Denn wenn wir darauf nicht reagieren, wenn die internationale Gemeinschaft Russlands Angriff mit Straflosigkeit beantwortet, wenn Russland, als Nichtunterzeichner des Römischen Statuts für seinen Angriffskrieg gegen die Ukraine niemals belangt werden kann – dann wird unsere Welt zu einem Ort, an dem alle Staaten in Angst vor ihrem größeren Nachbarn leben.

In einer solchen Welt möchte ich nicht leben.

Niemand von uns möchte in einer solchen Welt leben.

Wir stehen in der Verantwortung, es zu versuchen.

Mit vereinten Kräften nach Wegen zu suchen, die Lücke zu schließen, um all jene zur Rechenschaft ziehen zu können, die sich des schwersten aller Verbrechen, des Verbrechens der Aggression schuldig gemacht haben.

Wir wollen das tun für Russlands Krieg – und für alle andere zukünftigen Kriege, wo immer auf der Welt.

Als das schlimmste aller Verbrechen öffnet das Verbrechen der Aggression die Tür zu den anderen Kernverbrechen im Römischen Statut: Kriegsverbrechen, Verbrechen gegen die Menschlichkeit und Völkermord.

Wie ich später noch in einem Side Event ausführen werde, tritt Deutschland deswegen für eine Reform des Römischen Statuts dahingehend ein, die Zuständigkeit des IStGH um das Verbrechen der Aggression zu erweitern.

Damit bringen wir die Dinge wieder in Bewegung und machen weiter, wo wir in Kampala noch nicht erfolgreich waren.

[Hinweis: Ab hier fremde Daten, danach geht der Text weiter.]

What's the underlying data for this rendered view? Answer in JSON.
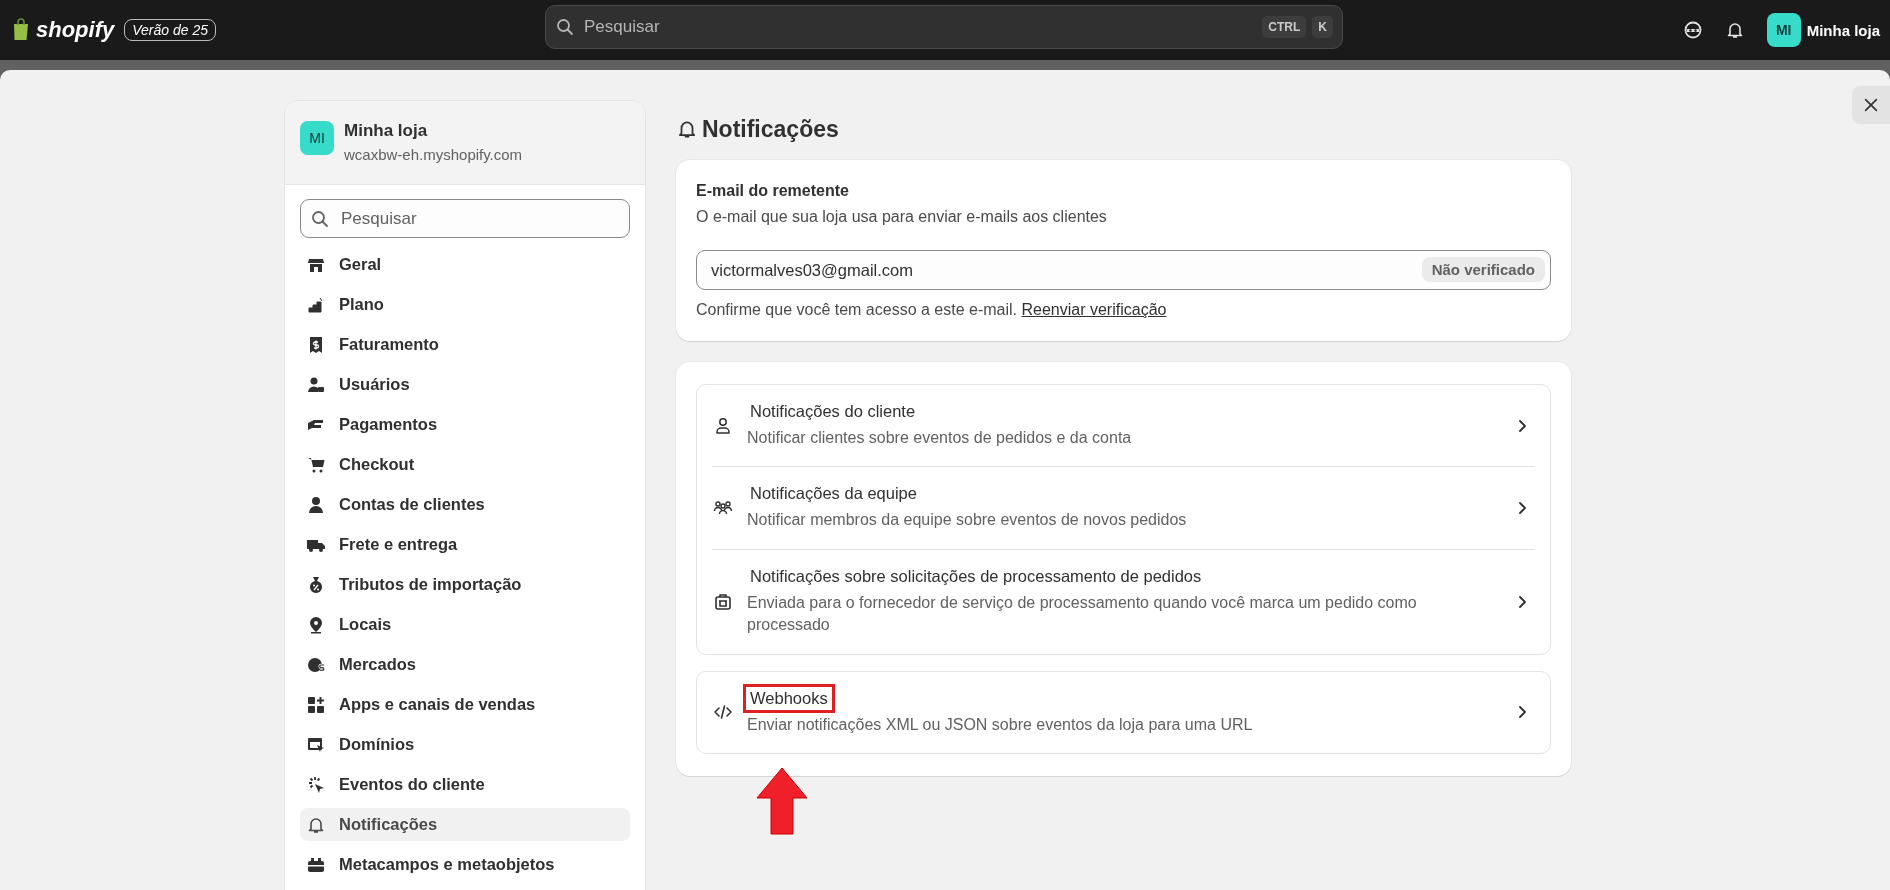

Ich denke, dass die Überprüfungskonferenz des Römischen Statuts 2025 die Gelegenheit bietet, sich die Änderungen von Kampala erneut anzuschauen und weitere Schritte zu gehen – auch mit Blick auf andere Reformprojekte.

Ich höre jene, die sagen, dass das keine Lösungen für die aktuelle Lage bringt.

Deshalb – als Teil eines zweigleisigen Ansatzes – unterstützt Deutschland auch ein internationalisiertes Sondertribunal für das Verbrechen der Aggression gegen die Ukraine – denn wir können Straflosigkeit für Russlands Krieg nicht hinnehmen, während wir auf Änderungen des Römischen Statuts warten.

Und ich höre auch jene, die fragen: Ist eine Reform des Römischen Statuts der Mühe wert?

Aber was wäre geschehen, hätten Benjamin Ferencz und die übrigen Ankläger in Nürnberg gesagt: Die strafrechtliche Verfolgung der Verbrechen der Nazis ist zu anstrengend?

Welche Botschaft hätten wir an die Frauen auf dem Balkan und in Ruanda ausgesandt, hätten wir ihnen gesagt, dass Vergewaltigungen in Kriegszeiten hingenommen werden müssen?

Was hätte es für die neun, elf und dreizehn Jahre alten Kindersoldaten bedeutet, hätten die Ankläger des IStGH ihnen gesagt, eine Anhörung von Kindern käme nicht infrage?

Welches Signal würde an die Ukraine, an die Welt gesendet, käme der größere Nachbar mit dem Einmarsch in ein anderes Land einfach so davon?

Nichts zu tun, es nicht zu versuchen, wäre verwerflich.